Edgewise Therapeutics Reports Promising Phase 2 Results for Potential Camzyos Rival in Hypertrophic Cardiomyopathy

Edgewise Therapeutics has announced positive results from its phase 2 Cirrus-HCM trial evaluating EDG-7500, a cardiac sarcomere modulator, in patients with hypertrophic cardiomyopathy (HCM). The study demonstrated significant reductions in heart valve pressure and other key metrics, positioning EDG-7500 as a potential competitor to Bristol Myers Squibb's Camzyos and Cytokinetics' aficamten.

Significant Pressure Reductions and Biomarker Improvements

The open-label phase 2 trial assessed 50-mg and 100-mg daily doses of EDG-7500 over four weeks in patients with both obstructive and nonobstructive HCM. In patients with obstructive HCM, the 100-mg dose resulted in a mean reduction from baseline of 71% in left ventricular outflow tract gradient (LVOT-G) at rest and 58% after forced exhalation. These reductions were achieved without meaningful changes in left ventricular ejection fraction (LVEF), indicating preserved pumping function of the heart.
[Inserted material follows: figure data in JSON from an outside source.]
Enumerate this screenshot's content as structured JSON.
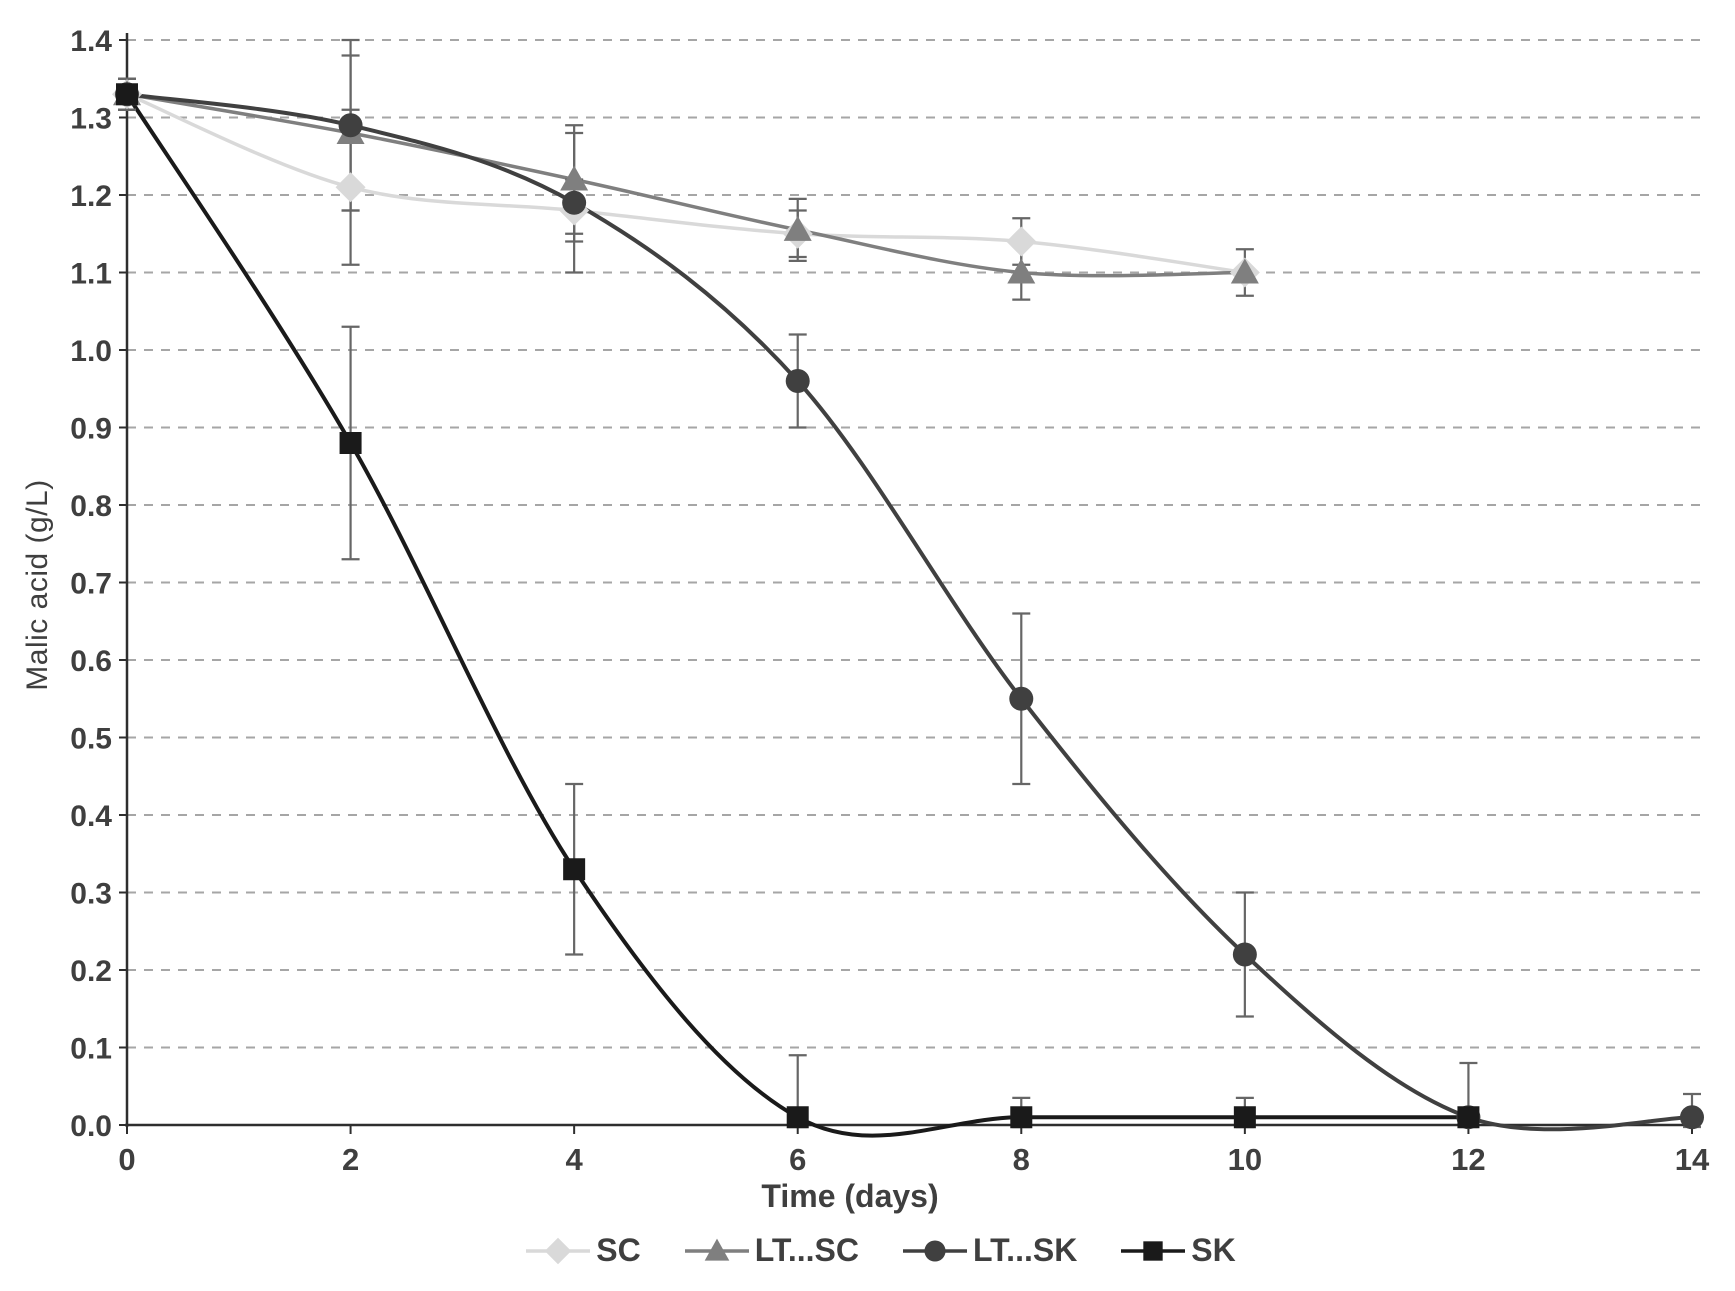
{
  "chart_data": {
    "type": "line",
    "title": "",
    "xlabel": "Time (days)",
    "ylabel": "Malic acid (g/L)",
    "x_ticks": [
      0,
      2,
      4,
      6,
      8,
      10,
      12,
      14
    ],
    "xlim": [
      0,
      14
    ],
    "ylim": [
      0,
      1.4
    ],
    "y_tick_step": 0.1,
    "grid": "horizontal-dashed",
    "line_style": "smooth",
    "legend_position": "bottom",
    "styles": {
      "gridline_color": "#a6a6a6",
      "axis_color": "#2e2e2e",
      "tick_label_color": "#3f3f3f",
      "error_bar_color": "#666666"
    },
    "series": [
      {
        "name": "SC",
        "marker": "diamond",
        "color": "#d9d9d9",
        "line_width": 3.5,
        "points": [
          {
            "x": 0,
            "y": 1.33,
            "err": 0.02
          },
          {
            "x": 2,
            "y": 1.21,
            "err": 0.1
          },
          {
            "x": 4,
            "y": 1.18,
            "err": 0.04
          },
          {
            "x": 6,
            "y": 1.15,
            "err": 0.03
          },
          {
            "x": 8,
            "y": 1.14,
            "err": 0.03
          },
          {
            "x": 10,
            "y": 1.1,
            "err": 0
          }
        ]
      },
      {
        "name": "LT...SC",
        "marker": "triangle",
        "color": "#7f7f7f",
        "line_width": 3.5,
        "points": [
          {
            "x": 0,
            "y": 1.33,
            "err": 0.02
          },
          {
            "x": 2,
            "y": 1.28,
            "err": 0.1
          },
          {
            "x": 4,
            "y": 1.22,
            "err": 0.07
          },
          {
            "x": 6,
            "y": 1.155,
            "err": 0.04
          },
          {
            "x": 8,
            "y": 1.1,
            "err": 0.035
          },
          {
            "x": 10,
            "y": 1.1,
            "err": 0.03
          }
        ]
      },
      {
        "name": "LT...SK",
        "marker": "circle",
        "color": "#404040",
        "line_width": 4,
        "points": [
          {
            "x": 0,
            "y": 1.33,
            "err": 0.02
          },
          {
            "x": 2,
            "y": 1.29,
            "err": 0.11
          },
          {
            "x": 4,
            "y": 1.19,
            "err": 0.09
          },
          {
            "x": 6,
            "y": 0.96,
            "err": 0.06
          },
          {
            "x": 8,
            "y": 0.55,
            "err": 0.11
          },
          {
            "x": 10,
            "y": 0.22,
            "err": 0.08
          },
          {
            "x": 12,
            "y": 0.01,
            "err": 0
          },
          {
            "x": 14,
            "y": 0.01,
            "err": 0.03
          }
        ]
      },
      {
        "name": "SK",
        "marker": "square",
        "color": "#1a1a1a",
        "line_width": 4,
        "points": [
          {
            "x": 0,
            "y": 1.33,
            "err": 0.02
          },
          {
            "x": 2,
            "y": 0.88,
            "err": 0.15
          },
          {
            "x": 4,
            "y": 0.33,
            "err": 0.11
          },
          {
            "x": 6,
            "y": 0.01,
            "err": 0.08
          },
          {
            "x": 8,
            "y": 0.01,
            "err": 0.025
          },
          {
            "x": 10,
            "y": 0.01,
            "err": 0.025
          },
          {
            "x": 12,
            "y": 0.01,
            "err": 0.07
          }
        ]
      }
    ]
  }
}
Additionally, the 100-mg cohort exhibited a 62% mean reduction from baseline in NT-proBNP, a biomarker of heart failure, in obstructive HCM patients. For those with nonobstructive HCM, a 42% reduction in NT-proBNP was observed.

Safety Profile and Competitive Landscape

While the trial showed promising efficacy, two patients experienced serious adverse events of atrial fibrillation (AF) requiring cardioversion. Edgewise noted that the AF rates were comparable to those seen in phase 2 trials of cardiac myosin inhibitors. The most frequently reported adverse events were dizziness, upper respiratory tract infection, and AF, with most events considered mild to moderate in severity.

EDG-7500 is poised to enter a competitive market, with Bristol Myers Squibb's Camzyos already established and Cytokinetics' aficamten under FDA review with a PDUFA date of September 26. Notably, Camzyos carries an FDA black box warning for heart failure, highlighting the importance of EDG-7500's safety profile in its potential market positioning.

Future Development and Financial Moves

Edgewise CEO Kevin Koch expressed optimism about EDG-7500's potential, stating, "We believe EDG-7500, which delivered clinically meaningful results without causing systolic dysfunction, has the potential to be a significant advancement for patients with HCM and the clinicians who care for them."

The company is currently optimizing its dosing strategy in part D of the CIRRUS-HCM trial, with initial data expected in the second half of 2025. Edgewise plans to launch a phase 3 trial in the first half of 2026.

Concurrent with the trial results announcement, Edgewise disclosed a $200 million underwritten offering of common stock. The funds are earmarked for supporting the potential launch of sevasemten, its Becker muscular dystrophy drug, and the planned phase 3 trial of EDG-7500.